Что удивительно, бабушка не стала меня отчитывать, усадила за стол, попросила быть осторожнее и закормила до полусмерти, а потом я поскакал домой, думая о том, что происходит на невидимом мне бандитском фронте — вместо того, чтобы наконец расслабиться. Как же здорово было бы просто выключить определенные мысли!
Рынок я постарался проехать побыстрее, словно Олег мог как-то узнать о моем разговоре с Чиковани. Остановившись у светофора, я глянул на столб, залепленный объявлениями, и мысленно дал себе подзатыльник. Совсем из ума выжил! Забыл, что пообещал Каналье написать и расклеить объявления.

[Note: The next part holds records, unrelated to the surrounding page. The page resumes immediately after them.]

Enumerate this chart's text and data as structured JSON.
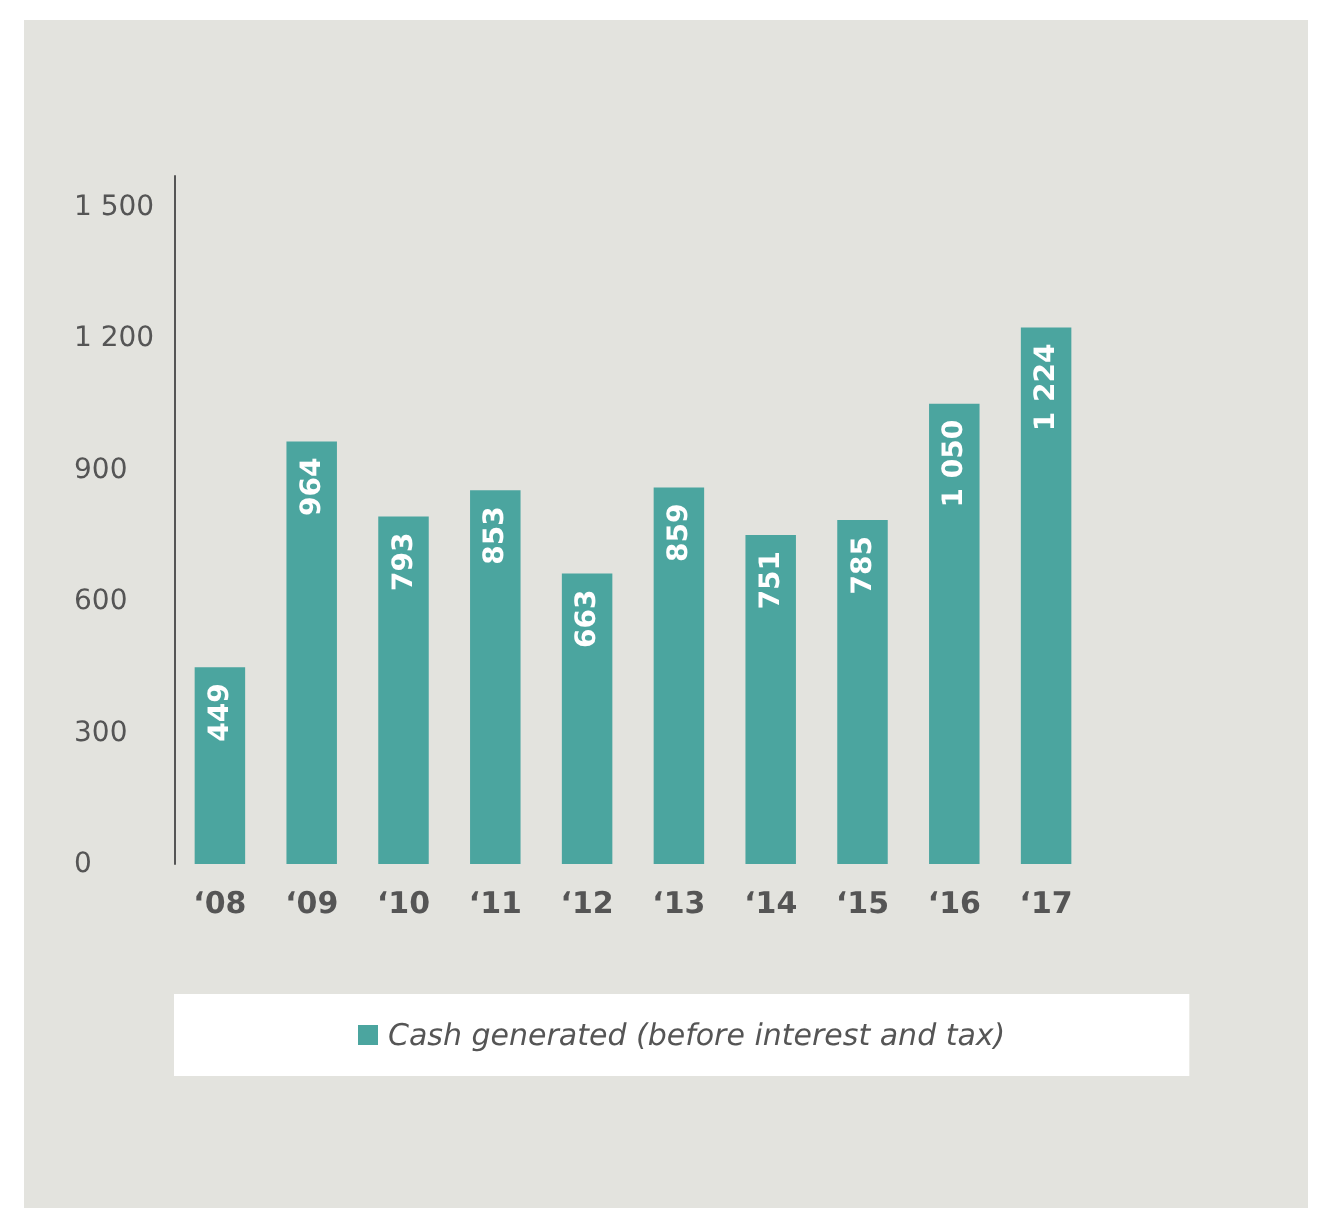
{
  "chart_data": {
    "type": "bar",
    "categories": [
      "‘08",
      "‘09",
      "‘10",
      "‘11",
      "‘12",
      "‘13",
      "‘14",
      "‘15",
      "‘16",
      "‘17"
    ],
    "series": [
      {
        "name": "Cash generated (before interest and tax)",
        "color": "#4ba59f",
        "values": [
          449,
          964,
          793,
          853,
          663,
          859,
          751,
          785,
          1050,
          1224
        ],
        "value_labels": [
          "449",
          "964",
          "793",
          "853",
          "663",
          "859",
          "751",
          "785",
          "1 050",
          "1 224"
        ]
      }
    ],
    "ylim": [
      0,
      1570
    ],
    "yticks": [
      0,
      300,
      600,
      900,
      {
        "value": 1200,
        "label": "1 200"
      },
      {
        "value": 1500,
        "label": "1 500"
      }
    ],
    "grid": false,
    "legend": "bottom"
  }
}
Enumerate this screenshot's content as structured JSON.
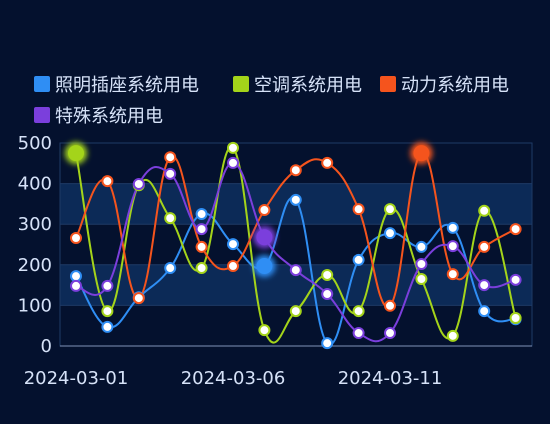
{
  "chart_data": {
    "type": "line",
    "categories": [
      "2024-03-01",
      null,
      null,
      null,
      null,
      "2024-03-06",
      null,
      null,
      null,
      null,
      "2024-03-11",
      null,
      null,
      null,
      null
    ],
    "series": [
      {
        "name": "照明插座系统用电",
        "color": "#2f8ef4",
        "highlight": 6,
        "values": [
          172,
          47,
          120,
          192,
          325,
          251,
          197,
          360,
          7,
          212,
          278,
          244,
          291,
          86,
          66
        ]
      },
      {
        "name": "空调系统用电",
        "color": "#a4d41a",
        "highlight": 0,
        "values": [
          475,
          86,
          396,
          315,
          192,
          488,
          39,
          86,
          175,
          86,
          337,
          165,
          25,
          333,
          69
        ]
      },
      {
        "name": "动力系统用电",
        "color": "#f5541d",
        "highlight": 11,
        "values": [
          266,
          406,
          118,
          465,
          244,
          197,
          335,
          433,
          451,
          337,
          99,
          475,
          177,
          244,
          288
        ]
      },
      {
        "name": "特殊系统用电",
        "color": "#7b3fdc",
        "highlight": 6,
        "values": [
          148,
          148,
          399,
          424,
          288,
          451,
          268,
          187,
          128,
          32,
          32,
          202,
          246,
          150,
          163
        ]
      }
    ],
    "ylim": [
      0,
      500
    ],
    "yticks": [
      0,
      100,
      200,
      300,
      400,
      500
    ],
    "grid": true
  }
}
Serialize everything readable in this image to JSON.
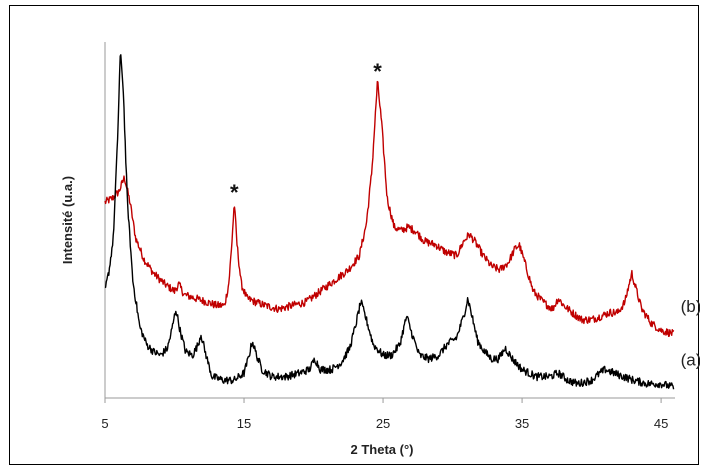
{
  "chart_data": {
    "type": "line",
    "title": "",
    "xlabel": "2 Theta (°)",
    "ylabel": "Intensité (u.a.)",
    "xlim": [
      5,
      46
    ],
    "xticks": [
      "5",
      "15",
      "25",
      "35",
      "45"
    ],
    "y_ticks_shown": false,
    "grid": false,
    "legend": "none",
    "series": [
      {
        "label": "(a)",
        "color": "#000000",
        "points": [
          [
            5.0,
            0.3
          ],
          [
            5.3,
            0.36
          ],
          [
            5.6,
            0.45
          ],
          [
            5.9,
            0.72
          ],
          [
            6.1,
            0.97
          ],
          [
            6.3,
            0.88
          ],
          [
            6.6,
            0.56
          ],
          [
            7.0,
            0.33
          ],
          [
            7.5,
            0.2
          ],
          [
            8.0,
            0.15
          ],
          [
            8.5,
            0.13
          ],
          [
            9.0,
            0.12
          ],
          [
            9.5,
            0.14
          ],
          [
            9.8,
            0.19
          ],
          [
            10.1,
            0.25
          ],
          [
            10.4,
            0.19
          ],
          [
            10.8,
            0.13
          ],
          [
            11.3,
            0.12
          ],
          [
            11.7,
            0.15
          ],
          [
            11.9,
            0.18
          ],
          [
            12.2,
            0.13
          ],
          [
            12.7,
            0.06
          ],
          [
            13.5,
            0.05
          ],
          [
            14.3,
            0.05
          ],
          [
            15.0,
            0.07
          ],
          [
            15.3,
            0.11
          ],
          [
            15.6,
            0.16
          ],
          [
            15.9,
            0.12
          ],
          [
            16.3,
            0.08
          ],
          [
            17.0,
            0.06
          ],
          [
            18.0,
            0.06
          ],
          [
            19.0,
            0.07
          ],
          [
            19.7,
            0.08
          ],
          [
            20.1,
            0.11
          ],
          [
            20.5,
            0.08
          ],
          [
            21.3,
            0.08
          ],
          [
            22.0,
            0.1
          ],
          [
            22.6,
            0.14
          ],
          [
            23.0,
            0.2
          ],
          [
            23.4,
            0.27
          ],
          [
            23.8,
            0.22
          ],
          [
            24.3,
            0.15
          ],
          [
            25.0,
            0.12
          ],
          [
            25.6,
            0.12
          ],
          [
            26.2,
            0.15
          ],
          [
            26.7,
            0.23
          ],
          [
            27.0,
            0.19
          ],
          [
            27.6,
            0.12
          ],
          [
            28.3,
            0.11
          ],
          [
            29.0,
            0.12
          ],
          [
            29.6,
            0.15
          ],
          [
            30.3,
            0.17
          ],
          [
            30.8,
            0.23
          ],
          [
            31.1,
            0.28
          ],
          [
            31.4,
            0.23
          ],
          [
            31.8,
            0.16
          ],
          [
            32.3,
            0.13
          ],
          [
            32.8,
            0.11
          ],
          [
            33.3,
            0.11
          ],
          [
            33.8,
            0.14
          ],
          [
            34.3,
            0.11
          ],
          [
            35.0,
            0.08
          ],
          [
            36.0,
            0.06
          ],
          [
            37.0,
            0.06
          ],
          [
            37.6,
            0.07
          ],
          [
            38.3,
            0.05
          ],
          [
            39.0,
            0.04
          ],
          [
            40.0,
            0.05
          ],
          [
            40.6,
            0.07
          ],
          [
            41.0,
            0.08
          ],
          [
            41.6,
            0.07
          ],
          [
            42.3,
            0.06
          ],
          [
            43.0,
            0.05
          ],
          [
            44.0,
            0.04
          ],
          [
            45.0,
            0.04
          ],
          [
            45.9,
            0.03
          ]
        ]
      },
      {
        "label": "(b)",
        "color": "#c00000",
        "points": [
          [
            5.0,
            0.55
          ],
          [
            5.5,
            0.56
          ],
          [
            6.0,
            0.58
          ],
          [
            6.4,
            0.62
          ],
          [
            6.8,
            0.55
          ],
          [
            7.2,
            0.45
          ],
          [
            7.8,
            0.39
          ],
          [
            8.5,
            0.35
          ],
          [
            9.3,
            0.32
          ],
          [
            10.0,
            0.3
          ],
          [
            10.3,
            0.32
          ],
          [
            10.7,
            0.29
          ],
          [
            11.5,
            0.28
          ],
          [
            12.3,
            0.27
          ],
          [
            13.0,
            0.26
          ],
          [
            13.6,
            0.26
          ],
          [
            13.9,
            0.32
          ],
          [
            14.1,
            0.42
          ],
          [
            14.3,
            0.55
          ],
          [
            14.5,
            0.43
          ],
          [
            14.8,
            0.32
          ],
          [
            15.2,
            0.28
          ],
          [
            15.8,
            0.27
          ],
          [
            16.5,
            0.26
          ],
          [
            17.5,
            0.25
          ],
          [
            18.5,
            0.26
          ],
          [
            19.5,
            0.27
          ],
          [
            20.5,
            0.3
          ],
          [
            21.5,
            0.33
          ],
          [
            22.5,
            0.36
          ],
          [
            23.3,
            0.4
          ],
          [
            23.8,
            0.49
          ],
          [
            24.2,
            0.64
          ],
          [
            24.6,
            0.89
          ],
          [
            24.9,
            0.77
          ],
          [
            25.3,
            0.56
          ],
          [
            25.8,
            0.48
          ],
          [
            26.3,
            0.47
          ],
          [
            26.8,
            0.48
          ],
          [
            27.3,
            0.47
          ],
          [
            28.0,
            0.44
          ],
          [
            28.8,
            0.43
          ],
          [
            29.5,
            0.41
          ],
          [
            30.3,
            0.4
          ],
          [
            30.8,
            0.44
          ],
          [
            31.2,
            0.46
          ],
          [
            31.6,
            0.44
          ],
          [
            32.2,
            0.4
          ],
          [
            32.8,
            0.37
          ],
          [
            33.4,
            0.36
          ],
          [
            34.0,
            0.38
          ],
          [
            34.5,
            0.42
          ],
          [
            34.8,
            0.43
          ],
          [
            35.2,
            0.38
          ],
          [
            35.8,
            0.3
          ],
          [
            36.5,
            0.27
          ],
          [
            37.2,
            0.25
          ],
          [
            37.6,
            0.28
          ],
          [
            38.0,
            0.26
          ],
          [
            38.6,
            0.24
          ],
          [
            39.3,
            0.22
          ],
          [
            40.0,
            0.22
          ],
          [
            40.7,
            0.23
          ],
          [
            41.3,
            0.24
          ],
          [
            41.9,
            0.24
          ],
          [
            42.4,
            0.27
          ],
          [
            42.7,
            0.32
          ],
          [
            42.9,
            0.35
          ],
          [
            43.1,
            0.32
          ],
          [
            43.6,
            0.25
          ],
          [
            44.3,
            0.21
          ],
          [
            45.0,
            0.19
          ],
          [
            45.9,
            0.18
          ]
        ]
      }
    ],
    "annotations": [
      {
        "text": "*",
        "x": 14.3
      },
      {
        "text": "*",
        "x": 24.6
      }
    ]
  }
}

По-любому, надо ехать к нему, потому что текст он мне не набросал — женщина отвлекла, а меня — мысли о Гоги. Ну, хорошо хоть не один я осел.
Так я и сделал: развернулся и направился за город к Каналье.
Он стоял в яме, ковырялся в «москвиче».
— Привет. — Я сел на корточки, чтобы видеть его. — Ты текст мне не написал, и зарплату будущих рабочих мы не обсудили.
Руки у Канальи были в масле, лицо тоже — с черными, как у трубочиста, разводами.
— Тысяча, — сказал он, не глядя на меня.
Еще один скупердяй! Деду устал доказывать, что надо стимулировать сотрудников материально.
— Ты бы пошел за тысячу? — спросил я. — Буду платить им тысячу.
Каналья развернулся ко мне и продолжил:
— Это наши деньги. Мне не хочется их терять.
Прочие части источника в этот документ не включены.